James Hamilton has somehow worked out how much the higher oil prices of recent months might affect the US economy. You can’t be purely mechanistic about it – the hit to disposable incomes caused by having to send $$$s abroad – but also look at consumer shifts, caused by asymetric reactions to oil price changes. His conclusions?
we wouldn’t have to worry about another oil shock until the oil price series in the top figure gets back above the values of 2008:M6 or until the 2008 highs recede farther into memory … I do have doubts that the mechanisms that were a factor in the first half of 2008 could operate with the same force in the current environment.
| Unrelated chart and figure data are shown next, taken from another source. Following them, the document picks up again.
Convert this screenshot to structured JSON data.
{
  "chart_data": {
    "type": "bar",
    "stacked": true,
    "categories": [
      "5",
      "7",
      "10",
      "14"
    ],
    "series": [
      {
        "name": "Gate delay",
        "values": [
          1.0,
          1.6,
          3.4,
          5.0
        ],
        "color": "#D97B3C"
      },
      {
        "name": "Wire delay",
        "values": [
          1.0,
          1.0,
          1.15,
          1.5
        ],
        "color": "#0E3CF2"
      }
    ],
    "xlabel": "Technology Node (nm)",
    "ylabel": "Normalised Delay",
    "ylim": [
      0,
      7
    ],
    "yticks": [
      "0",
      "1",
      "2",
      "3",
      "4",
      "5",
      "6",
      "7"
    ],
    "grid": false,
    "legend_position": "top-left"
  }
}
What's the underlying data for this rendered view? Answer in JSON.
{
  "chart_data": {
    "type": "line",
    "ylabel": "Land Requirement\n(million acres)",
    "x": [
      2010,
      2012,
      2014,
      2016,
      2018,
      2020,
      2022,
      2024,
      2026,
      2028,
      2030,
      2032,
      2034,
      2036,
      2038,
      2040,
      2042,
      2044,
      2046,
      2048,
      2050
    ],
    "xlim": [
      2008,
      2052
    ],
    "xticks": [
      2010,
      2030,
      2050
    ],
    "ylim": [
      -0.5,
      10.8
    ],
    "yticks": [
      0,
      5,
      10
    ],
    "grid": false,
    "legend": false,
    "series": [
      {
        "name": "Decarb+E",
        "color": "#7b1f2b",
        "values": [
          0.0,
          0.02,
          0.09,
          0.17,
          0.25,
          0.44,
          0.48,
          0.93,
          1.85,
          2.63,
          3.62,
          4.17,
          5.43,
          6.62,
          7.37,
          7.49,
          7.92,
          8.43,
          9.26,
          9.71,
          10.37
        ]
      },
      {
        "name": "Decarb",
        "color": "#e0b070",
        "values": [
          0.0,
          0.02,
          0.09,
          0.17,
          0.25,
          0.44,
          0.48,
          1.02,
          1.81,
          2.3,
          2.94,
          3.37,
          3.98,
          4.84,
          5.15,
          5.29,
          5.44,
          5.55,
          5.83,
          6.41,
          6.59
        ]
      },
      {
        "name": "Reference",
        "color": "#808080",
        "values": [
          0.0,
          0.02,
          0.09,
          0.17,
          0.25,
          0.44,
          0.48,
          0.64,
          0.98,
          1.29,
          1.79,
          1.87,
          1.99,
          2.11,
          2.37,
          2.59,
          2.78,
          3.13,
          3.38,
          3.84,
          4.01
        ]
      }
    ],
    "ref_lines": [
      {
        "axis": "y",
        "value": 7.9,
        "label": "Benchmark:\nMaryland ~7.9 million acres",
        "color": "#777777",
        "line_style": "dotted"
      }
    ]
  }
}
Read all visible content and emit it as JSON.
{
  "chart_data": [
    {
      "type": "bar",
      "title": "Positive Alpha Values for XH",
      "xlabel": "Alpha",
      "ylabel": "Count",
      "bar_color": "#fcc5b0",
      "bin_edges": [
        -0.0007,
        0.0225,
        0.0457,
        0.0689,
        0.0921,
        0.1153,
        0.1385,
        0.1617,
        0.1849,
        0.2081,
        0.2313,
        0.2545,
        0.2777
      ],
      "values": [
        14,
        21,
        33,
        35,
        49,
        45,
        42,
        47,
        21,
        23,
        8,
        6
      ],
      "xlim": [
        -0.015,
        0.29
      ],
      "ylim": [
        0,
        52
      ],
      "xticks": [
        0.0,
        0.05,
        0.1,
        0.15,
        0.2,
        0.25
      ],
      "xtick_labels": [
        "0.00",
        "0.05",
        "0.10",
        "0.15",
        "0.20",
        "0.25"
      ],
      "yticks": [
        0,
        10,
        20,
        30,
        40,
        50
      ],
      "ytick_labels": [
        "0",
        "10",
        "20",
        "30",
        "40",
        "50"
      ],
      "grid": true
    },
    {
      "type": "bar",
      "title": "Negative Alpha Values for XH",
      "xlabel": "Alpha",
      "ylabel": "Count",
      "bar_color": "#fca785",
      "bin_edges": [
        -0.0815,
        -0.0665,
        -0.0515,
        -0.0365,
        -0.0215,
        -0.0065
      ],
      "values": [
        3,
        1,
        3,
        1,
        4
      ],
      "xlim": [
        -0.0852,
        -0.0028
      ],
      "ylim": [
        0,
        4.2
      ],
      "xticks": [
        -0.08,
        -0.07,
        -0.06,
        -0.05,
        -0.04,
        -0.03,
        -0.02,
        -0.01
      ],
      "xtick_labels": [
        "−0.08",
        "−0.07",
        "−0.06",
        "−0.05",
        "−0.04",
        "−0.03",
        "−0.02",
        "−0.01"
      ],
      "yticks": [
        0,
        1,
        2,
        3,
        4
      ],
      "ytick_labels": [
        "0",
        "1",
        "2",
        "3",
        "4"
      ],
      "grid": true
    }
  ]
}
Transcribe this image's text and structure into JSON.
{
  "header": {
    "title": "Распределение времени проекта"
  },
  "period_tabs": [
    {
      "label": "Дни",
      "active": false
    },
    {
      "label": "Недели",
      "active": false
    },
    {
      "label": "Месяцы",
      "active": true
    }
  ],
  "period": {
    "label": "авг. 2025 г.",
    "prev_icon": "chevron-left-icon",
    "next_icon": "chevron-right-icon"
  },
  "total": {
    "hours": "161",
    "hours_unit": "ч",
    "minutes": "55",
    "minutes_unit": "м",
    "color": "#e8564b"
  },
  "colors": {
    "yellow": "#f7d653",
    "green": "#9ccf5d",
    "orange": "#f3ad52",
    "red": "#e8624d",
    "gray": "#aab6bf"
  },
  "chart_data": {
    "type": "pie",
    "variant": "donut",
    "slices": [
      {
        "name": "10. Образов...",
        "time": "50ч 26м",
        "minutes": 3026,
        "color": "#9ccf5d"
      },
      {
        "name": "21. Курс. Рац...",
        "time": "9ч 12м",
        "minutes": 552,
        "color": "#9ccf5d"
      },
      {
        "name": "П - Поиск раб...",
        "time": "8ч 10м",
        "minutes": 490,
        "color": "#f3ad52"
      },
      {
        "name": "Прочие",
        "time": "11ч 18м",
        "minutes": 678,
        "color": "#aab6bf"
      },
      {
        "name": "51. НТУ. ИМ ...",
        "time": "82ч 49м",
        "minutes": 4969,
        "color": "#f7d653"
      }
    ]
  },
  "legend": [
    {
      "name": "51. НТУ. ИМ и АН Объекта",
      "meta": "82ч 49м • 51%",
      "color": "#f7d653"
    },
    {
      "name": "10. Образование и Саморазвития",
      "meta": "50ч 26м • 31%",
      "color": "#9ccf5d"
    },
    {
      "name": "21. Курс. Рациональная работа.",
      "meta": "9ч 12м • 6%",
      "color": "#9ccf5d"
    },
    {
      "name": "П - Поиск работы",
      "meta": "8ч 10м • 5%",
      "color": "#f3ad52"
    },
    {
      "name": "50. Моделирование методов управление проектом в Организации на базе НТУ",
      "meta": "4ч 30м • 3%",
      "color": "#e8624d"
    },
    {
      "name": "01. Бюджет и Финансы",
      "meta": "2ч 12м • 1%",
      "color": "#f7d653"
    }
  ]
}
I’m doubtful of a renewed plunge in light vehicle sales, in part because the levels are still so low and so many purchases are still being postponed …And with retail gasoline prices still a dollar a gallon below what consumers have recently seen, I’m doubtful that gasoline prices have the ability to induce as much consumer anxiety as we observed two years ago.
Paul C’s selective reading of Conservative policies is nevertheless an interestingway of organising the question: do a party’s policies restrict freedom for individuals or corporations? I can’t say I like most of the policies he lists – not unambiguously. But I don’t get the idea of treating corporations like they are people themselves – or somehow opposed to real people. In terms of money, as Dillow points out, taxes on corporates often end up on employees*. In terms of activities, when you restrict what a company could do – where and what and how it could sell, say – you are ultimately restricting the freedom of individuals at the company too – and the customers, and shareholders. Companies are conduits between individuals. Yes, they can agglomerate power. But this ‘them ‘n us’ is not as clean as Marxists need it to be for their clockwork theories.
I can’t even remember what got me linked to Macroeconomic Resilience, but this post on the micro-economic foundations of the claim that a macro-economy can exhibit sudden fragility is, well, awesome. The last few lines summarise the case:
If behaviour is a selected adaptation and not a specific application of a general logic of choice, then the introduction of substantial novelty – a change not of weather but of climate – is liable to be severely disruptive, as Schumpeter also insisted. In biological systems it can lead to the extinction of species, sometimes on a very large scale.” Extended periods of stability narrow the scope of events that fit the script and correspondingly broaden the scope of events that appear to be anomalous and novel. When the inevitable anomalous event comes along, we either adapt too slowly or in extreme cases, not at all.
Am I the only person to find this map rather pointless? What is the point of a Global Debt Map without a Global Asset map as well?
*But (2nd Dillow post), the powerful workers get an increasing chunk.